Saturday, September 27, 2008

Fetishism of money and defusing the world financial mess: re-define money as a unit of account

Fetishism of money and defusing the world financial mess: re-define money as a unit of account

One definition says that money is anything accepted as payment for goods and services and repayment of debts. [Frederic S., (2007). The Economics of Money, Banking, and Financial Markets (Alternate Edition). Boston: Addison Wesley, 8.]
The synonym is ‘currency’ which is a standard, a unit of account, a store of value and a medium of exchange.

Modern financial transactions have indulged in fetishism of money, treating money as a commodity.

The commodity called money has undergone may processes not unlike an agricultural product, say, tomato, which by processing through agro-processing industry gets packaged as ketchup. All such processed ‘money’ products are bought and sold in financial markets such as stock exchanges, central banks, IMF.

One such process of transformation of money is called ‘derivative.

‘Derivative’ is actually a technical term in differential calculus, a branch of mathematics. Derivative in calculus – is the reverse of integration and, -- is a measurement of change in a function as the value of inputs change. A crude example is how a graph which is curved is made into a linear approximation; so, a horizontal S-shaped curve -- ~ -- can be shown as a downward-sloping line drawn as a tanget to that function.

A financial derivative is an instrument which changes in response to changes in the underlying variables.

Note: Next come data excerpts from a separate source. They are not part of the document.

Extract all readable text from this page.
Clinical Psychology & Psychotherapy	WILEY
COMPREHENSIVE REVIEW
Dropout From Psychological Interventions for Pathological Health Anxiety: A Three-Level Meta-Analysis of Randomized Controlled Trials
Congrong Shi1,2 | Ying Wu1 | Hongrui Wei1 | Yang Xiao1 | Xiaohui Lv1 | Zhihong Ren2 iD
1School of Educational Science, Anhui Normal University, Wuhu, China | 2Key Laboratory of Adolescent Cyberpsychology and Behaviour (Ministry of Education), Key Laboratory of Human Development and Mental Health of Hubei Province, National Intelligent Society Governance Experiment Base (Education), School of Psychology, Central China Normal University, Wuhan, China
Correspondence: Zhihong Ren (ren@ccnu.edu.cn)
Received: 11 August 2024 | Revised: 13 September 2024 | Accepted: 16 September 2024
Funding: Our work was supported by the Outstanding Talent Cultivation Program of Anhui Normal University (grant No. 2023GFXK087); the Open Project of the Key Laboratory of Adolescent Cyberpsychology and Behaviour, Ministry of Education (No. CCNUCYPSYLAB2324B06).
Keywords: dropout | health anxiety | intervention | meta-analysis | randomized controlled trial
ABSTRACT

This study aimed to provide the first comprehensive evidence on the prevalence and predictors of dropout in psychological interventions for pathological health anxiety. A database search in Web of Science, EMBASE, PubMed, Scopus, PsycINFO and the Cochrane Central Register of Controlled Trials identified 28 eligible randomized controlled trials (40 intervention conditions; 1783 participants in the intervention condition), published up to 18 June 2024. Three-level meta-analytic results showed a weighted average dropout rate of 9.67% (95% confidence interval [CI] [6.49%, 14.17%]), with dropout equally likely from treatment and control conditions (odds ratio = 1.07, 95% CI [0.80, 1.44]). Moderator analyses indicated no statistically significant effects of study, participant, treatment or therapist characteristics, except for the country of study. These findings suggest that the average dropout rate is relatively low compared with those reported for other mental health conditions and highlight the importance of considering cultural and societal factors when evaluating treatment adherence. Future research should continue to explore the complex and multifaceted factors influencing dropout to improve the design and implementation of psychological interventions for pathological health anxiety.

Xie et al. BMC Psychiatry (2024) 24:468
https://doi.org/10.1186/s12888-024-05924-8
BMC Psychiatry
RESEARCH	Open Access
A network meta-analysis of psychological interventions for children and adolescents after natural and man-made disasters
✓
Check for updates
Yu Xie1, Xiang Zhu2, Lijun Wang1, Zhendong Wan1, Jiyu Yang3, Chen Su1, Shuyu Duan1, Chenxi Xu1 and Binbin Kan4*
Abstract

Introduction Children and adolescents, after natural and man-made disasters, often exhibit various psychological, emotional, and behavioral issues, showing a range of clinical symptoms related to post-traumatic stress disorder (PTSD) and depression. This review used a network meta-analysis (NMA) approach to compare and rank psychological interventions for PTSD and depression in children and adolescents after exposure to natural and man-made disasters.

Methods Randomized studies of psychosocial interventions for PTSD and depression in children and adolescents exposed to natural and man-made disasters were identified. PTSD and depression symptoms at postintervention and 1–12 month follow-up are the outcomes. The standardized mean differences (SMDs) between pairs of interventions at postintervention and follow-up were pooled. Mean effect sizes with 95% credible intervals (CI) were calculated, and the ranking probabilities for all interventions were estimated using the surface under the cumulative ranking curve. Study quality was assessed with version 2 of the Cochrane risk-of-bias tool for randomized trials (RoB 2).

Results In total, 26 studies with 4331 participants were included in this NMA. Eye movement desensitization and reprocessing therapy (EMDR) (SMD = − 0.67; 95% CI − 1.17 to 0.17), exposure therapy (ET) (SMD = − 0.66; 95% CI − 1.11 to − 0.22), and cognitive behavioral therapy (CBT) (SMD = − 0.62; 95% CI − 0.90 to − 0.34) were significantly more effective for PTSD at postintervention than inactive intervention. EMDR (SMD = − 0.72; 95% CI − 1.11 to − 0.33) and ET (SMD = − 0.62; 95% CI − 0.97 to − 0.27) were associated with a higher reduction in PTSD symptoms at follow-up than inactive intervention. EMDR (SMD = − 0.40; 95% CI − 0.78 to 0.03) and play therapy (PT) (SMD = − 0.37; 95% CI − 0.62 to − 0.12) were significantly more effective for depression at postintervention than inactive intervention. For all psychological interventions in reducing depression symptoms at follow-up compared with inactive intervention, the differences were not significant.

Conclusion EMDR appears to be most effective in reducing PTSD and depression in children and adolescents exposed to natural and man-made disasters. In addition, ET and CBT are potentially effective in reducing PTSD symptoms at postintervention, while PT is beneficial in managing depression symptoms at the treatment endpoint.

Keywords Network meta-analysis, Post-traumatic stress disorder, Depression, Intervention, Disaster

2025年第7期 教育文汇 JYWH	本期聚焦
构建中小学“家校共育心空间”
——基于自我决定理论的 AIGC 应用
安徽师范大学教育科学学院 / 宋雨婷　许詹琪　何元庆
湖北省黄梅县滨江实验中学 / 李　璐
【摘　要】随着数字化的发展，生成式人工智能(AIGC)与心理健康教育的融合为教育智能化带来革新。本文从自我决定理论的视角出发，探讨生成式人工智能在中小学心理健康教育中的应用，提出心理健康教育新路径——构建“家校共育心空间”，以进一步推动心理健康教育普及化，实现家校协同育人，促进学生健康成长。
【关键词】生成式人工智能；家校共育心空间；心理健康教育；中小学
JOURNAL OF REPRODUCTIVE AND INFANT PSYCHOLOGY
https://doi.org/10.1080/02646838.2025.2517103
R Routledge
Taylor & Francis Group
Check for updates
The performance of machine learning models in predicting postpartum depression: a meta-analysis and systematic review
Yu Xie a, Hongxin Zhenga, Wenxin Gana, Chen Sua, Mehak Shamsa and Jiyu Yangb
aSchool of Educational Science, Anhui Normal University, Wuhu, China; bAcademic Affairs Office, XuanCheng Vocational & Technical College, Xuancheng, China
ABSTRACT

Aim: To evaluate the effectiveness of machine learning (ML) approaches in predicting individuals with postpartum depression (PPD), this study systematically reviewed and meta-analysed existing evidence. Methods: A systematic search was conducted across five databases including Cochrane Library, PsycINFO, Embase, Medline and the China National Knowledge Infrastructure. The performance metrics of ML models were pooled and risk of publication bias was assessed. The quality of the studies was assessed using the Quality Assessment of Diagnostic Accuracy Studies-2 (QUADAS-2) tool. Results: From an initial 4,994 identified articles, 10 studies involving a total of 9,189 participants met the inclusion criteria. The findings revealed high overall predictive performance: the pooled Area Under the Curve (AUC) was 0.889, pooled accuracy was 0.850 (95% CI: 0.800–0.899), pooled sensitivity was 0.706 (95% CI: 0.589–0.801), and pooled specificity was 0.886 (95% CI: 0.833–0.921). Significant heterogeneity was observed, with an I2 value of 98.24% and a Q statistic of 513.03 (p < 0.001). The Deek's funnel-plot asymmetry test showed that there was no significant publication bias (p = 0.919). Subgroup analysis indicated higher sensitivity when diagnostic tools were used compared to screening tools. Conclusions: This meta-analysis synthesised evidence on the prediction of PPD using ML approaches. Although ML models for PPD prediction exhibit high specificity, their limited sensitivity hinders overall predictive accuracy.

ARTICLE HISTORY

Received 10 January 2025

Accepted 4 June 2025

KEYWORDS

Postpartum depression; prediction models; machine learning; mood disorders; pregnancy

Examples of derivatives in financial markets are: participatory notes, mutual funds, futures, forwards, puts, options, swaps. Financial derivatives have taken many shapes and forms and are based on a variety of assets not excluding inflation derivatives: commodities, equities, stock market indexes, consumer price index, bonds, interest rates, exchange rates.

The financial derivatives are the root cause for a 60 trillion economy resulting in a 6,000 trillion dollar financial marketplace. The players in the marketplace (including the recently collapsed or rescued entities such as Lehmann Brothers, Merrill Lynch, Washington Mutual, American International Group) transact in these derivatives.
Instead of reducing risk for the players, these market players have placed themselves at risk of bankruptcy or simply going out of business when faced with the prospect of defaulting on promised payment schedules.

Now what Uncle Sam is attempting is a quick-fix to rescue these market players who have placed themselves at risk by their own market follies, dealing with fetishism of money, that is, money as a commodity which has changed beyond its original form and function – simply as a unit of exchange to facilitate barter transactions.

The basic problem which Uncle Sam is NOT addressing is the fact that 60 trillion dollar economy has been transformed into a ballooned 6000 trillion dollar financial derivatives marketplace.

This is the structural reform needed: money has to be put back to its original function, as a unit of account to facilitate barter transactions. If I have cotton to sell and want to buy a Nano, I should simply use money to settle the deal and not be put through the fancy financial instruments set up as mortgage loans or as personal debts to be repaid using complex interest rate computations and equated monthly repayment schedules.

The justification for designing a processed money product called a ‘financial derivative’ is to manage risk, to reduce the risk for one party.

In Hindu tradition, the word artha has two meanings: ‘wealth’ and ‘meaning’. This is a profound semantic equivalence. Artha is meaningful only when it is related to the creation of wealth. Today’s financial derivatives do NOT create wealth but indulge only in playing games with money and its allotropic modifications called financial derivatives.

An old-fashioned 18th century book of Economics, is called Adam Smith’s ‘An Inquiry into the Nature and Causes of the Wealth of Nations.’ Smith was talking of money as a measure of creating wealth. An example cited is that a butcher, a baker, and a brewer provide goods and services to each other out of self-interest; these economic activities result -- because of an ‘invisible hand’ -- in a surprise: creation of wealth for all three. Simply put, artha is the result of peoples’ actions, work as it is called in old-fashioned economics.

There is no substitute for work to produce employment and to create wealth. The financial marketplace players are creating an illusion of wealth thinking that they have transformed the world into a 6000 trillion dollar marketplace. It is actually worth only 60 trillion dollars, that is, on the basis of the value of the underlying goods and services available.

The G20 nations (including India) may be called upon to set up a new brand of IMF, something like a super-SEBI to regulate the world’s financial marketplace. But they are doomed to failure so long as they fail to understand that the butcher, baker and brewer are the real producers of wealth, not the Goldman Sachs, not the Mauritius-based participatory note issuers.